Jest is a JavaScript testing framework used for unit tests, integration tests, and snapshot testing. It provides a test runner, assertion library, mocking utilities, and code coverage — all in one package. Jest works with React, Vue, Angular, Node.js, and any JavaScript or TypeScript project.

Is Jest only for React?

No. While Jest was created by Facebook and is popular in React projects, it works with any JavaScript or TypeScript codebase. Jest tests Node.js backend code, Vue components, Angular applications, and vanilla JavaScript equally well.
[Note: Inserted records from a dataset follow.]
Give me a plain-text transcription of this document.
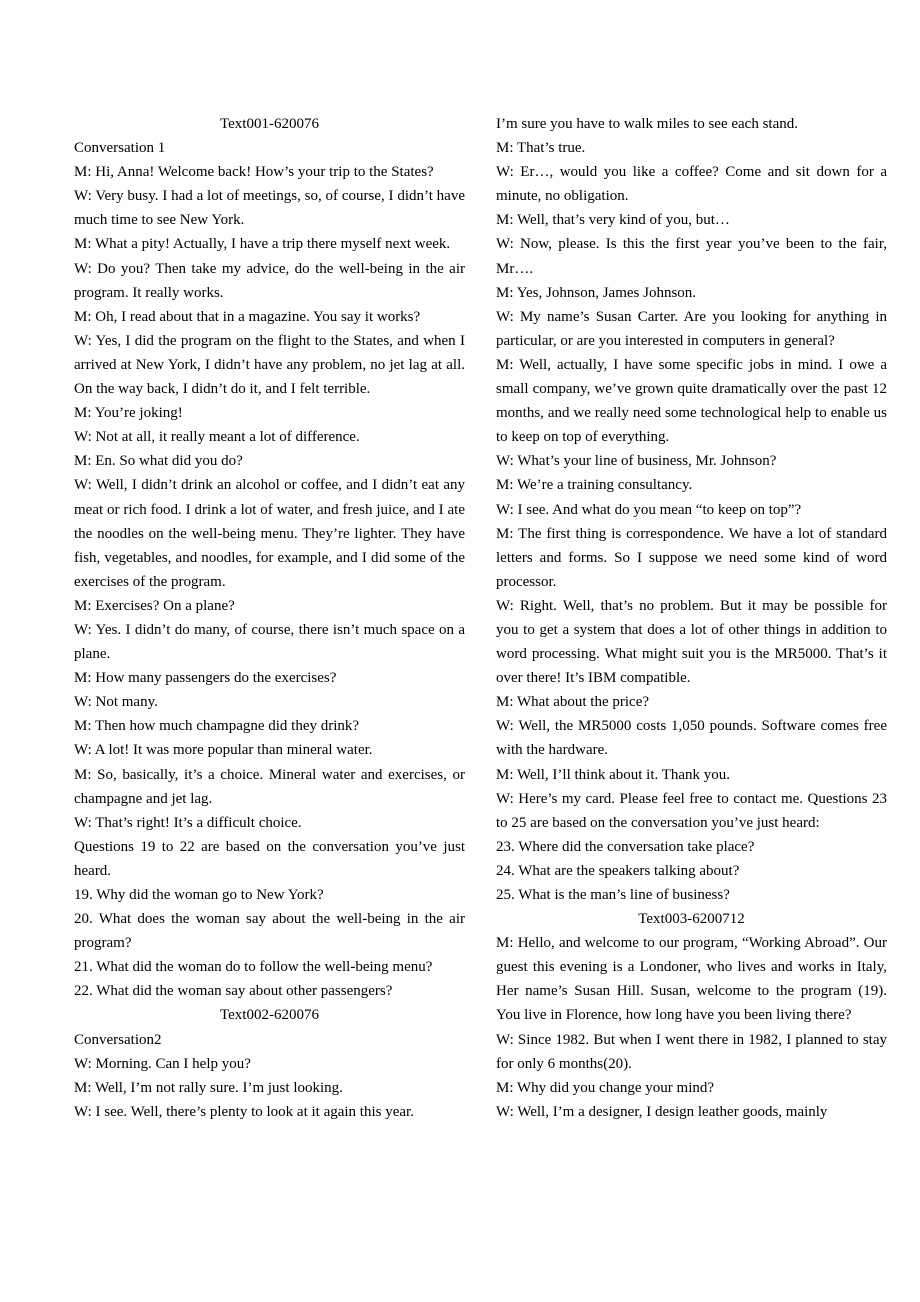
Text001-620076

Conversation 1

M: Hi, Anna! Welcome back! How’s your trip to the States?

W: Very busy. I had a lot of meetings, so, of course, I didn’t have much time to see New York.

M: What a pity! Actually, I have a trip there myself next week.

W: Do you? Then take my advice, do the well-being in the air program. It really works.

M: Oh, I read about that in a magazine. You say it works?

W: Yes, I did the program on the flight to the States, and when I arrived at New York, I didn’t have any problem, no jet lag at all. On the way back, I didn’t do it, and I felt terrible.

M: You’re joking!

W: Not at all, it really meant a lot of difference.

M: En. So what did you do?

W: Well, I didn’t drink an alcohol or coffee, and I didn’t eat any meat or rich food. I drink a lot of water, and fresh juice, and I ate the noodles on the well-being menu. They’re lighter. They have fish, vegetables, and noodles, for example, and I did some of the exercises of the program.

M: Exercises? On a plane?

W: Yes. I didn’t do many, of course, there isn’t much space on a plane.

M: How many passengers do the exercises?

W: Not many.

M: Then how much champagne did they drink?

W: A lot! It was more popular than mineral water.

M: So, basically, it’s a choice. Mineral water and exercises, or champagne and jet lag.

W: That’s right! It’s a difficult choice.

Questions 19 to 22 are based on the conversation you’ve just heard.

19. Why did the woman go to New York?

20. What does the woman say about the well-being in the air program?

21. What did the woman do to follow the well-being menu?

22. What did the woman say about other passengers?

Text002-620076

Conversation2

W: Morning. Can I help you?

M: Well, I’m not rally sure. I’m just looking.

W: I see. Well, there’s plenty to look at it again this year.

I’m sure you have to walk miles to see each stand.

M: That’s true.

W: Er…, would you like a coffee? Come and sit down for a minute, no obligation.

M: Well, that’s very kind of you, but…

W: Now, please. Is this the first year you’ve been to the fair, Mr….

M: Yes, Johnson, James Johnson.

W: My name’s Susan Carter. Are you looking for anything in particular, or are you interested in computers in general?

M: Well, actually, I have some specific jobs in mind. I owe a small company, we’ve grown quite dramatically over the past 12 months, and we really need some technological help to enable us to keep on top of everything.

W: What’s your line of business, Mr. Johnson?

M: We’re a training consultancy.

W: I see. And what do you mean “to keep on top”?

M: The first thing is correspondence. We have a lot of standard letters and forms. So I suppose we need some kind of word processor.

W: Right. Well, that’s no problem. But it may be possible for you to get a system that does a lot of other things in addition to word processing. What might suit you is the MR5000. That’s it over there! It’s IBM compatible.

M: What about the price?

W: Well, the MR5000 costs 1,050 pounds. Software comes free with the hardware.

M: Well, I’ll think about it. Thank you.

W: Here’s my card. Please feel free to contact me. Questions 23 to 25 are based on the conversation you’ve just heard:

23. Where did the conversation take place?

24. What are the speakers talking about?

25. What is the man’s line of business?

Text003-6200712

M: Hello, and welcome to our program, “Working Abroad”. Our guest this evening is a Londoner, who lives and works in Italy, Her name’s Susan Hill. Susan, welcome to the program (19). You live in Florence, how long have you been living there?

W: Since 1982. But when I went there in 1982, I planned to stay for only 6 months(20).

M: Why did you change your mind?

W: Well, I’m a designer, I design leather goods, mainly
React Testing Library is a separate package that complements Jest for React-specific testing.

What’s the difference between Jest and Mocha?

Jest is an all-in-one testing framework with built-in assertions (expect), mocking (jest.fn), and coverage. Mocha is a test runner that requires separate libraries: Chai for assertions, Sinon for mocking, nyc for coverage. Jest is easier to set up and configure; Mocha offers more flexibility and customization. For new projects, Jest is usually the simpler choice.

How do I mock API calls in Jest?

Several approaches work:

  1. jest.mock() — mock the entire fetch/axios module
  2. jest.spyOn() — spy on and mock specific methods
  3. Manual mocks — create __mocks__ folder with mock implementations
  4. MSW (Mock Service Worker) — intercept network requests for realistic API mocking

For simple cases, jest.mock() is sufficient. For complex applications, MSW provides more realistic behavior.